Mumbo sauce. —Sam Majors
You like chicken and mambo sauce. —Darlene Wright
You love your chicken with mumbo sauce. —Chantelle James
You can’t eat wings without mumbo sauce. —LaKia Lockett-Johnson
After moving away, you still drive to D.C. for your chicken wings and mumbo sauce. —Diana Brooks
You order mumbo sauce on your wings AND fries. —Candace Tyler
You put mumbo sauce on EVERYTHING. —Evangelo “Jegs” Banua
You grew up on a particular carryout and are a loyalist to its mumbo sauce. —Anonymous
You won’t eat wings from a carryout unless they have mumbo sauce on them. —Quinton Brooks
You buy mumbo sauce in bulk from a Chinese carry out. —Preston Cornish
You listen to go-go music and eat chicken wings with mumbo sauce. —Anonymous
You know what authentic mambo sauce tastes like. —Anonymous
You prefer mambo sauce over hot sauce. —Cherrelle e’Lan
You thought that mumbo sauce was a staple in the American diet. —Sheika Reid
You have a spreadsheet of ingredient combinations you’ve created in your quest to engineer the perfect mumbo sauce. —Kevin M. Goldberg
You have mumbo sauce, half smokes, and DC Brau in your fridge all at the same time. —Nate Bell
You know about new hip, trendy mumbo sauce at Whole Foods. —Alex Booker
You order wings and fries with mumbo sauce on EVERYTHING. —Bria Culp

Since you moved here, you haven’t had a single conversation where you weren’t asked, “So, where do you work?” —Marissa Paulsen
You have an elevator speech prepared for new acquaintances’ inevitable question, “So what do you do?” —Becca Lundberg
You ask, “What do you do?” upon meeting a new person, and not, “Hi, how are you?” —Anonymous
The first question you ask when meeting someone for the first time is, “What do you do?” —Annette Quarles
You start every introduction with, “What do you do?” —Allie Fernandez
You meet someone and immediately say, “So, what do you do?” —Elizabeth Hagerty
Your first question is, “So what do you do?” —Alessandra Clará
You ask, “So, what do you do?” before you even know the person’s name. —Yigit Erkut
You think you and your job are more important than everyone back home. —Tom DeLuca
You think it stands for “Deserves Career.” —Michael Rose
You introduce yourself with your job title. —Coreene White
For 50% of your acquaintances you learned their jobs before you learned their names, and for the other 50% you will never know their true professions and employers. —Lily Carter
No one understands what you do. —Stephanie Johnson

Mayor Marion Barry is your Mayor for life. —Cherrelle e’Lan
In the summer, you had a job through Marion Barry’s Summer Youth Employment Program.

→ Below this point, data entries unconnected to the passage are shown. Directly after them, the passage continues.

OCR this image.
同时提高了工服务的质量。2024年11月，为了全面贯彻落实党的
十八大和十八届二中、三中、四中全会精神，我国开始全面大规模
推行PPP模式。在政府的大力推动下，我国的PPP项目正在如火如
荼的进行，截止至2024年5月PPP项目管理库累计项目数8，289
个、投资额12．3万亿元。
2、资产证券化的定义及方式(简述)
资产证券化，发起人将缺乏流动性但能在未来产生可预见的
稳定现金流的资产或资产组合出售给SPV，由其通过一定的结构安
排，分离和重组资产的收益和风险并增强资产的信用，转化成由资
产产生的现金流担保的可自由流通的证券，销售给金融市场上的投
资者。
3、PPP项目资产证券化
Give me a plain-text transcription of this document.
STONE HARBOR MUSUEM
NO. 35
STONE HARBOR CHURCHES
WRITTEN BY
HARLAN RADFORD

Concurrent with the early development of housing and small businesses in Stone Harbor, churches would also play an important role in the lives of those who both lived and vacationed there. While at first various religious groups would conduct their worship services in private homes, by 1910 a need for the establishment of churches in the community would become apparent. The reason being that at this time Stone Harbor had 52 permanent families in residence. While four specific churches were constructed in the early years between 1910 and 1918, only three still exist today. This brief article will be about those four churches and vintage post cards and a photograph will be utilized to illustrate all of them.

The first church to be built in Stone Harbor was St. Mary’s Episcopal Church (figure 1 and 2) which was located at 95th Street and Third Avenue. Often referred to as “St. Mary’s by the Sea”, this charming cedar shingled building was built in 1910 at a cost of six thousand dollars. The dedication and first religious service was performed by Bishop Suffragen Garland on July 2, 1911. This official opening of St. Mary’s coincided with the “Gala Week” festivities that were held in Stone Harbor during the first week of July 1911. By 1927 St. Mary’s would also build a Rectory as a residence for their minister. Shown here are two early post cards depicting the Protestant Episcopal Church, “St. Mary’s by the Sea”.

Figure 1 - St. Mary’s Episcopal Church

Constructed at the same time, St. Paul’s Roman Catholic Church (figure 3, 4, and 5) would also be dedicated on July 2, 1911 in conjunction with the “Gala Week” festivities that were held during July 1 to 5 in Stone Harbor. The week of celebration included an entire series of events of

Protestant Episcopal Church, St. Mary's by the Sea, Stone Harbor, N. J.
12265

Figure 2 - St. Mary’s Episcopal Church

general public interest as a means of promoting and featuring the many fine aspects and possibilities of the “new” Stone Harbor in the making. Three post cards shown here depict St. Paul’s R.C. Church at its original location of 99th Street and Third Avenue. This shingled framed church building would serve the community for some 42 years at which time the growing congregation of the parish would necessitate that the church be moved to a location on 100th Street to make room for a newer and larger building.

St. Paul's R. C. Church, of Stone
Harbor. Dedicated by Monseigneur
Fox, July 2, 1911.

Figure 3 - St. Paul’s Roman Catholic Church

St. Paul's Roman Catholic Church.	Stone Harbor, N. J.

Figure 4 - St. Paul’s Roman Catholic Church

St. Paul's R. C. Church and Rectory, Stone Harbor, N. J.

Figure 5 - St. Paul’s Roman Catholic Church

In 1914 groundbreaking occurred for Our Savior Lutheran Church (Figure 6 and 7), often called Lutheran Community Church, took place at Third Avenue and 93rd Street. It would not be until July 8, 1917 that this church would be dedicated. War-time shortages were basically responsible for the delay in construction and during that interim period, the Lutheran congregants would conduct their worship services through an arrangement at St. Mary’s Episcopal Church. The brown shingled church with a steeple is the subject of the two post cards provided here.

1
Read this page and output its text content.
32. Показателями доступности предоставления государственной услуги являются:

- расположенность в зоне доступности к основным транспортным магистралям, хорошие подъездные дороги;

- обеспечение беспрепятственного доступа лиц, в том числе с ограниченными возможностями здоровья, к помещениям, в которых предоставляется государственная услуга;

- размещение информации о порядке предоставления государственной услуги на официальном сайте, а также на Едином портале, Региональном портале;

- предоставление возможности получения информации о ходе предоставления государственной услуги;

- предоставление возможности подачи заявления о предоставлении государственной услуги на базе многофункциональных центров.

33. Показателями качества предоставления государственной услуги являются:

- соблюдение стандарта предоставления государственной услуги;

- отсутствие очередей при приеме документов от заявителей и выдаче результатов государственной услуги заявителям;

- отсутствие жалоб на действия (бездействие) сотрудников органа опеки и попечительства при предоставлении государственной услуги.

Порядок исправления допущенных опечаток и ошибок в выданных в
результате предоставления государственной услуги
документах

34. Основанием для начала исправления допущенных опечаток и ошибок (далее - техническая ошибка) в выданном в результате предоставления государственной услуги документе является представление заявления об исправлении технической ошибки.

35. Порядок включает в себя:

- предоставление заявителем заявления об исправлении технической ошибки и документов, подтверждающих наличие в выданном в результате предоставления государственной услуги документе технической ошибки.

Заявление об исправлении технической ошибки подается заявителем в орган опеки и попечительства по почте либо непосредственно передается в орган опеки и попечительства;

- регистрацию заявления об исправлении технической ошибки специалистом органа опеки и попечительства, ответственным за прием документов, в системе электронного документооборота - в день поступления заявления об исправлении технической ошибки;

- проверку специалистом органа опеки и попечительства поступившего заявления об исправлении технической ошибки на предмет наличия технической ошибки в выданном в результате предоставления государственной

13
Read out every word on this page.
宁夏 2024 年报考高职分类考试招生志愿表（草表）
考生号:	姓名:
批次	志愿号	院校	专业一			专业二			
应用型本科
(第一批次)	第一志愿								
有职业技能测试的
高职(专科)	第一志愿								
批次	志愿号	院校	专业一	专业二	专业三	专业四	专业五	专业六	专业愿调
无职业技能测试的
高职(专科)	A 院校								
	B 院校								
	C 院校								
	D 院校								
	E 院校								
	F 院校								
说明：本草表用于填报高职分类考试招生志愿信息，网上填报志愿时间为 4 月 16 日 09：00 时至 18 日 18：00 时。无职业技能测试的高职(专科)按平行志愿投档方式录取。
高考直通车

R.I.P. Marion Barry, “D.C. Mayor for Life.” —Dr. Monica Roaché
You assume the D.C. quarter features Marion Barry. —Phil Wolf
You know that Marion Barry will always be “Mayor” Barry for LIFE. May he rest in Paradise. —Latrice Stewart-Muhammad
You remember the love the city has had for Marion Barry. —Sheika Reid
You got your first job under Marion Barry’s summer employment program. —Kim Park
You rode in a election day caravan with Marion Barry. —Will Sommer
You have ever used “the bitch set me up” as a legitimate excuse for something. —Norah S.